Die Kartusche wird von Rollwerk eingefaßt, oben flankieren zwei geflügelte Engelsköpfe das Wappen des Würzburger Fürstbischofs Julius Echter von Mespelbrunn (18.3.1545-13.9.1617, amtierte 1573-1617) in einer ovalen Schmuckkartusche, dieses ist geviert, Feld 1: "Fränkischer Rechen" = von Rot und Silber mit drei aufsteigenden Spitzen geteilt, Herzogtum zu Franken, Feld 2 und 3: in Blau ein silberner Schrägbalken, belegt mit drei blauen Ringen, Stammwappen der Echter von Mespelbrunn, Feld 4: "Rennfähnlein" = in Blau eine rot-silbern gevierte, an den beiden senkrechten Seiten je zweimal eingekerbte, schräggestellte Standarte mit goldenem Schaft, Hochstift Würzburg. Ein weiterer geflügelter Engelskopf ist unter der Jahreszahl angebracht, aber stark verwittert. Auch das Wappen ist schon stark abgewittert, wenn auch noch gut erkennbar. Zudem zieht sich ein Riß durch den Rand und Feld 3.
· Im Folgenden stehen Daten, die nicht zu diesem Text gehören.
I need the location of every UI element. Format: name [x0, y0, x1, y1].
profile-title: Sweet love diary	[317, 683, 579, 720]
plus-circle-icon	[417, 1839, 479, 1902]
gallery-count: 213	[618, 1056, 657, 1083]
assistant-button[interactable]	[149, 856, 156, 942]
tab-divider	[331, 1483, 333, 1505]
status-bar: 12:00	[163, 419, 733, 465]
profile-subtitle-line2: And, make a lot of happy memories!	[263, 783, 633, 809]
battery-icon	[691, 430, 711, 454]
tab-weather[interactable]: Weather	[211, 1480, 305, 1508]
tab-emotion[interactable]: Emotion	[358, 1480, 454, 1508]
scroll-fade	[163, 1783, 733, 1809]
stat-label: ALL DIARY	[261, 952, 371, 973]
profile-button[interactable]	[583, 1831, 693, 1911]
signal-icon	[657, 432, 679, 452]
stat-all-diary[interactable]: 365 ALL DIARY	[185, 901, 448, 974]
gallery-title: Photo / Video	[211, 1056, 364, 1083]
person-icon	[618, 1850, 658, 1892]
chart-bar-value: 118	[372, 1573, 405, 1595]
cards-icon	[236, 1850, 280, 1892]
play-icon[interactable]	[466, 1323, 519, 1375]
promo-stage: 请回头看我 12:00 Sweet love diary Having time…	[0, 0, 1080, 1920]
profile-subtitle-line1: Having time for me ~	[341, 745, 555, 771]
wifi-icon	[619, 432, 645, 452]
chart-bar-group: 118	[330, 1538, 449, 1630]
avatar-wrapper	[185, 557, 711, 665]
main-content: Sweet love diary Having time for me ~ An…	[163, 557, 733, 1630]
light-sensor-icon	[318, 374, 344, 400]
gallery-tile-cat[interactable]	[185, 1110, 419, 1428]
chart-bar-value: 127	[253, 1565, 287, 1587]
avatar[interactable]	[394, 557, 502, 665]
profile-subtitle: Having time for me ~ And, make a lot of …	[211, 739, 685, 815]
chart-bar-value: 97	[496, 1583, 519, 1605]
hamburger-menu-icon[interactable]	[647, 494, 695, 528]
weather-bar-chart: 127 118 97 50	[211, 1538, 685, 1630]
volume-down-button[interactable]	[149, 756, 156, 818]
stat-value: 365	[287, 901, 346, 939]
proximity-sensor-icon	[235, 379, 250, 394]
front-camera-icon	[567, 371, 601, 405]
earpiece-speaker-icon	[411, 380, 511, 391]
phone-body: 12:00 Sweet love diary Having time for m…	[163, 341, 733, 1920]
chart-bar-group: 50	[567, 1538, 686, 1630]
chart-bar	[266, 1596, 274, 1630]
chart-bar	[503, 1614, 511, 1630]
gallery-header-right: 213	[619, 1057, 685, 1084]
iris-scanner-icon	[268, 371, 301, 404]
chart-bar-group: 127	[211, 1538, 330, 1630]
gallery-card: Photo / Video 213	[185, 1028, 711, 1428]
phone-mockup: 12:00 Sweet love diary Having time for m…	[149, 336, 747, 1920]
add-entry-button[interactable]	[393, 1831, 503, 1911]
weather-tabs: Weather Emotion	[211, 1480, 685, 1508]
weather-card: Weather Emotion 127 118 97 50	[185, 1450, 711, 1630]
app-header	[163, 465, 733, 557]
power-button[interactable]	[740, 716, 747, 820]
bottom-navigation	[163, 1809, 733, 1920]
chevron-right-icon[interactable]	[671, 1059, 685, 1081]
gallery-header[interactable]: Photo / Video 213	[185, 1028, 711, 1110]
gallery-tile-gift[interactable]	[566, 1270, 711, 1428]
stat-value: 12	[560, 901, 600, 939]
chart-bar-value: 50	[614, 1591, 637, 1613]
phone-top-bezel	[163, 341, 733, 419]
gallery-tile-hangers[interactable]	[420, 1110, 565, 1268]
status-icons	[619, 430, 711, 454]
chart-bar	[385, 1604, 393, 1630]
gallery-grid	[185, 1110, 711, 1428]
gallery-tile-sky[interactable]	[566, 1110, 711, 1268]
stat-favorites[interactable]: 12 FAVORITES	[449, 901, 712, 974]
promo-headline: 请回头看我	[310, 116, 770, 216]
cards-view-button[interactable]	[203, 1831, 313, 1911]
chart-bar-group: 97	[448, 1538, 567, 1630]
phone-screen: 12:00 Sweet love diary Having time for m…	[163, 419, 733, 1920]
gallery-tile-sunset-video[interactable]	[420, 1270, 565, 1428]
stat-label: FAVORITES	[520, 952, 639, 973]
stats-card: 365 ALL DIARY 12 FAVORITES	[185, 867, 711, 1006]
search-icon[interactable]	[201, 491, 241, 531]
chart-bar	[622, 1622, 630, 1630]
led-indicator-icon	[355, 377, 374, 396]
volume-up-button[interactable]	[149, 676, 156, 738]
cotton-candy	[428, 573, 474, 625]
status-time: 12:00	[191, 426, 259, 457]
Nach der Echter-Renovierung folgten mehrere kleinere Baumaßnahmen, Reparatur der Schäden des Dreißigjährigen Krieges, Verlängerung der alten Sakristei 1718 etc. Doch die Kirche wurde immer baufälliger, der Platzbedarf immer größer. Schließlich wurde 1766-1769 vom Würzburger Hofarchitekten Johann Michael Fischer das Langhaus erneuert. Dazu wurden 1766 auch alle Gaden der alten Wehrkirche abgerissen, ebenso das alte Beinhaus. Das neue Langhaus im Stil des Rokoko wurde höher als das alte und ca. 10 m länger. Im Westen entstand eine neue Schaufassade mit Pilastergliederung und mit einem Giebel mit geschweiften Seitenteilen. In den Seitenflächen der Fassade wurden Figurennischen eingetieft für den hl. Petrus und den hl. Paulus. Die dritte Nische in der Mitte des Giebels trägt Christus als Welterlöser. Im Inneren wurde die Kirche hauptsächlich von Johann Peter Wagner im Stil des fränkischen Spätrokoko gestaltet, von ihm stammen der Hauptaltar, die beiden Seitenaltäre und auch die Kanzel. Der die Kirche umgebende Friedhof wurde 1804 aufgelöst. Und in einer letzten Bauphase wurden 1923-1925 die Seitenschiffe durch Fritz Fuchsenberger umgebaut. Sehenswert ist auf dem Platz vor der Kirche die pyramidenförmig gewachsene und etagenförmig gezogene Tanzlinde mit einer Höhe von über 20 m und einem Stammumfang von rund 3 m. Dieser ca. 250 Jahre alte Baum ist hinsichtlich Größe und Form einzigartig. Steinpfeiler und ein Holzgestell stützen ihn.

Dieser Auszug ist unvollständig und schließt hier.